‘The White Lotus’: After Tonight's Wild Lochlan Episode, Sam Nivola Tells All


Both your parents are actors: Did you always want to go into the business?

Well, I never really was dead set on acting. I always loved acting in high school and middle school. I did all the acting classes, but more sort of for fun than anything. And really, when I was 15, or maybe 14, I got really into movies and I got a Criterion Channel subscription, and became a total pretentious nut for the French New Wave and all that. That was really my first love.

My parents are actors, but they don’t talk about acting very much, because they’re like, “That’s our job. We do that every day. If we also talk about that in our private lives, then it will be all encompassing.” So, I didn’t really hear a lot about it from them. I mainly discovered it myself through cinema. My parents would always tell me, “You can’t be an actor. You don’t want to be an actor. It’s a really hard life.” Then I got an audition through my high school drama teacher to be in this movie called White Noise. When I got the audition, more so than acting, I was just like, “Oh my god. Noah Baumbach.” The Squid and the Whale is one of my favorite movies of all time. He’s a Brooklyn filmmaking legend, and I’m from Brooklyn. This would be so cool to get, because I could be on his set. Then, I got that, and one thing led to another, and now I adore acting. I wound up dropping out of college after one semester to do it, and [my parents were] really, really pissed off. Now, they totally support me. I think I just needed to prove to them that I was really serious about it. Because sometimes, when you’re 18 years old, you have these delusions [and] five years from then, you won’t feel the same.

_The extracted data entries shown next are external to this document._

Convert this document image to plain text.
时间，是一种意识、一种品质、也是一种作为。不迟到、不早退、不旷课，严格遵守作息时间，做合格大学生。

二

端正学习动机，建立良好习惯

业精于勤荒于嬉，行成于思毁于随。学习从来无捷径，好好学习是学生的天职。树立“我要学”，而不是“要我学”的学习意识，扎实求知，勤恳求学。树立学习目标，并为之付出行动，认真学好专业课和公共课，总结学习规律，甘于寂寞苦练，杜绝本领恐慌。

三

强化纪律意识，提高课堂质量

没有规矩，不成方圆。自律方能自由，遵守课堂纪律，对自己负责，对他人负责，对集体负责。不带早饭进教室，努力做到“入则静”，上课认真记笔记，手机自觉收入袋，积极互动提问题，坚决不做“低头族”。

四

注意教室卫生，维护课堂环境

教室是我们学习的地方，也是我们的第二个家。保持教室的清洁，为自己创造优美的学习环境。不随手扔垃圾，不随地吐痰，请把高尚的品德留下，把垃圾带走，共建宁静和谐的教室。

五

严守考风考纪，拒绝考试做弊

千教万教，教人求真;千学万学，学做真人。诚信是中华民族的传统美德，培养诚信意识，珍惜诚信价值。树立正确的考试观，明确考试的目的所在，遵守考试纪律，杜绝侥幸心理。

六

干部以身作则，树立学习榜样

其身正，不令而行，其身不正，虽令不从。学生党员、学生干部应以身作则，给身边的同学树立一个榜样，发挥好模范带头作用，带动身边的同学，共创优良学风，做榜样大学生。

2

Going back to Lochlan: Are you prepared for all the conversation around his actions after the kiss episode?

I am definitely not prepared. I don’t know. I mean, I’m on Instagram. I don’t have many followers, so I don’t know what it’s like to have a bunch of people trying to get in touch with you about your work and their opinions, whether they be positive or negative about what you’re doing. Yeah, I don’t know what to expect at all, but I’m ready. I hope.

How did you feel about Lochlan? He is this confused kid, but his actions are really strange and off-putting?

I always say my parents never really give me advice about the creative craft of acting. It’s something you have to discover for yourself. But the one thing they’ve always said, which I so agree with, is that you always have to love your character, even if they’re morally reprehensible. I don’t think Lochlan is necessarily morally reprehensible. But even if you’re playing Humbert Humbert in Lolita, even if you’re playing the villain in a Bond movie, you have to find a way to relate to your character and love them. If you don’t, then you’re not in your character’s skin unless it’s a rare circumstance in which you’re playing someone who hates themselves. I think it’s always an actor’s job to love their character, and I love Lochlan. I really do, and I really cherish the time I had playing him. Yeah, he fucks up, but don’t we all? I think he’s still a human being and I love him despite all that.